Es sind so diese Tage. Man steht auf, duscht sich, schlägt sein Kind, verabschiedet seine Frau. Verbringt den halben Tag in der Arbeit, zwischen Missachtung und Rausschmiss pendelnd. Kommt heim, begrüßt seine Frau, schlägt sein Kind, isst Abend und legt sich ins Bett. Gewiss, es würden sich auch noch andere freudige Momente im Tagesablauf finden, aber so ist es nun mal im Großen und Ganzen. Man freut sich mit jedem Arbeitstag mehr aufs Wochenende, wo man endlich wieder mehr Zeit haben wird, sein Kind zu schlagen.

Man fährt ja bewusst nicht mehr mit dem eigenen Auto.
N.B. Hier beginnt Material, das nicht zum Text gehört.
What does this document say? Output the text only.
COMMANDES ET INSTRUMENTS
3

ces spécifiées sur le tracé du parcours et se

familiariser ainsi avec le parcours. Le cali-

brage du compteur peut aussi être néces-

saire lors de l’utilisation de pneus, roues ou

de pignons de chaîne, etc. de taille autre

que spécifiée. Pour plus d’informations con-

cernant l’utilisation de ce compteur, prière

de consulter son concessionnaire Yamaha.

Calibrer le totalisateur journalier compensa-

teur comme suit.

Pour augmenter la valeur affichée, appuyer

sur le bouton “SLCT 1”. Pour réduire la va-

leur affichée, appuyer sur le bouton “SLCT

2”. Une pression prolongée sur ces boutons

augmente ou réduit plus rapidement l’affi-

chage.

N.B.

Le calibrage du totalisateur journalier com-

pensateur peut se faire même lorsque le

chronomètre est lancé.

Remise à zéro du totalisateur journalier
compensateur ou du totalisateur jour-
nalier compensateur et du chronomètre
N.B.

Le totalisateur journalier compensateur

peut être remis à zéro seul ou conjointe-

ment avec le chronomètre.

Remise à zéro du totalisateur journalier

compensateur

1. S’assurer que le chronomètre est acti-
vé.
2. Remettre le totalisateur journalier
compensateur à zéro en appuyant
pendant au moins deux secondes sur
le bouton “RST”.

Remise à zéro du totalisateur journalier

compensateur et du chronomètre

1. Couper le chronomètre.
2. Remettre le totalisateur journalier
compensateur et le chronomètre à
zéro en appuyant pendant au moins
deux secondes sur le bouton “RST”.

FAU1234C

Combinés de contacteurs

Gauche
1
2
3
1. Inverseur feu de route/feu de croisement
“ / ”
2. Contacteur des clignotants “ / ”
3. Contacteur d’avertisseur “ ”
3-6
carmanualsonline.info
Nicht wegen des Klimaschutzes, sondern weil man sich in der U-Bahn seinen eigenen Gedanken entspannter widmen kann. Und weil man im Waggon so viele Kinder sieht, die man gern schlagen würde. Aber man kann nicht, ohne im Lokalteil der ortsüblichen Tageszeitung der Nachwelt erhalten zu bleiben. Diskriminierend heutzutage, denkt man sich. Dabei ist es gar nicht so schwer, wie man glauben möge. Wie oft hat man versucht, sich der Volkshochschule als Seminarleiter anzubieten? Sie wollten nicht. Erst ignorierten sie, dann kamen beleidigende Antworten. Verbrecher heißen sie einen, drohen sogar mit Anzeige. Alles nur, weil man selbstlos sein will. Den Leuten helfen will, ihre Hemmungen fallen zu lassen. Netzwerke bilden will. Man kann doch nicht immer das eigene Kind schlagen. Die Menschen brauchen Abwechslung, die Kinder brauchen Abwechslung.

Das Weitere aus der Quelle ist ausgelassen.